- Born: 1958 (age 67–68) Tarariras, Colonia Department, Uruguay
- Citizenship: American
- Education: University of the Republic
- Occupation: Genetic biologist
- Known for: Work in mapping the Human genome

= Amalia Dutra =

Uruguayan genetic biologist

Amalia Dutra, Ph.D (born 1958), is a Uruguayan-American genetic biologist known for being part of the team that mapped the human genome.

==Biography==
Amalia Dutra, born in Tarariras, graduated from the Faculty of Science at the University of the Uruguayan Republic in 1983. She decided to devote herself to research at Clemente Estable Institute for Biological Research.
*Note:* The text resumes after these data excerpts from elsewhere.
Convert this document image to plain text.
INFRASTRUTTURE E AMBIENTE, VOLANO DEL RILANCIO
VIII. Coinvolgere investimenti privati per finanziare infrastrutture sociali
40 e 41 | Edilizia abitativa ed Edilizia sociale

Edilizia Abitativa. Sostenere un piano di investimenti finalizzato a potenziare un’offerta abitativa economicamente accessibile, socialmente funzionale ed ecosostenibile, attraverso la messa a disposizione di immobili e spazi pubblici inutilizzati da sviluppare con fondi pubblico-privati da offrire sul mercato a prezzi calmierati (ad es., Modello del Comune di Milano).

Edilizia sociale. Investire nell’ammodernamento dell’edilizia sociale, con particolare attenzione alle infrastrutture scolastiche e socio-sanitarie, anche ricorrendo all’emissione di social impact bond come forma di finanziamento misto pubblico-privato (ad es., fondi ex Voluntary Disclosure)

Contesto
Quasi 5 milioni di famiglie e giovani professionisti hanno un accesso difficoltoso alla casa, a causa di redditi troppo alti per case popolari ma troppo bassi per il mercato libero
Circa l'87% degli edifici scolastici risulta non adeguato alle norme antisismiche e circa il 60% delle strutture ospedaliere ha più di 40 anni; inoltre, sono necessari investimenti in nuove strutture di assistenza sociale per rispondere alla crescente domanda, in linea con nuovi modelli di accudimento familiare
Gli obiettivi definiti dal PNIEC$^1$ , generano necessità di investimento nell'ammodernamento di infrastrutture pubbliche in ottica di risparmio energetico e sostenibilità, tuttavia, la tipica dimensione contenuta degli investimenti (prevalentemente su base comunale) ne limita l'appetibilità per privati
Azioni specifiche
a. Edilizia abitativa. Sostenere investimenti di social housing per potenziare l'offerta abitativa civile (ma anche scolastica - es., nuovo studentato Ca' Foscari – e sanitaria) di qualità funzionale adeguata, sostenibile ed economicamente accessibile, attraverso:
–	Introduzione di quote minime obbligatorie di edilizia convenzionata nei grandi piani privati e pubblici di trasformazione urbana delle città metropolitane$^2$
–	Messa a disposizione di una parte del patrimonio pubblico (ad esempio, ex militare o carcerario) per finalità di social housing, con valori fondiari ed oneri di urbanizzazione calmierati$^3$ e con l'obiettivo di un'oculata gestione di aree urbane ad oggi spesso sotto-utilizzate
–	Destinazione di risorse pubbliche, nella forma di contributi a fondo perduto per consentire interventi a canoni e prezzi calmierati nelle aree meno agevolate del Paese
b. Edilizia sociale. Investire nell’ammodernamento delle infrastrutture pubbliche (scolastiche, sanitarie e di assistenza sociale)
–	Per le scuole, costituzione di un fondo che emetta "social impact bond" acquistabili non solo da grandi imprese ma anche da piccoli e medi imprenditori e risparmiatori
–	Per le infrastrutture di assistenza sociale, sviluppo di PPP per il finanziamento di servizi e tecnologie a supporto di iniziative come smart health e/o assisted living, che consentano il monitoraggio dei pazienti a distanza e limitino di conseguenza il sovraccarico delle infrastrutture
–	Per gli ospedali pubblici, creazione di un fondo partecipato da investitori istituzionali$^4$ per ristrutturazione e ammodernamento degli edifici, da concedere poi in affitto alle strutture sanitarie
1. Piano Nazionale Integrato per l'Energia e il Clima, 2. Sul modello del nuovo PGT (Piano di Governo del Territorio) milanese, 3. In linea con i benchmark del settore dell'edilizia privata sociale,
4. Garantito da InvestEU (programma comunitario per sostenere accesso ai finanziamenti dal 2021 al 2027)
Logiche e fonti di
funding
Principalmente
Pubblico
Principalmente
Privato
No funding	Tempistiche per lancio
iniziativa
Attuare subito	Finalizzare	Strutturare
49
Dutra taught genetics at the University of the Uruguayan Republic's Faculties of Medicine, Psychology, and Agronomy. In 1988, she emigrated to the United States of America and found work at the University of Pennsylvania in Philadelphia, researching the genetics of immune disorders at the Children's Hospital of Philadelphia. In 1993, she began researching at the National Human Genome Research Institute (NHGRI) in Washington.

Currently, she is the Director of the Central Laboratory of Cytogenetics and Confocal Microscopy (Cytogenetic and Confocal Microscopy Core) of NHGRI.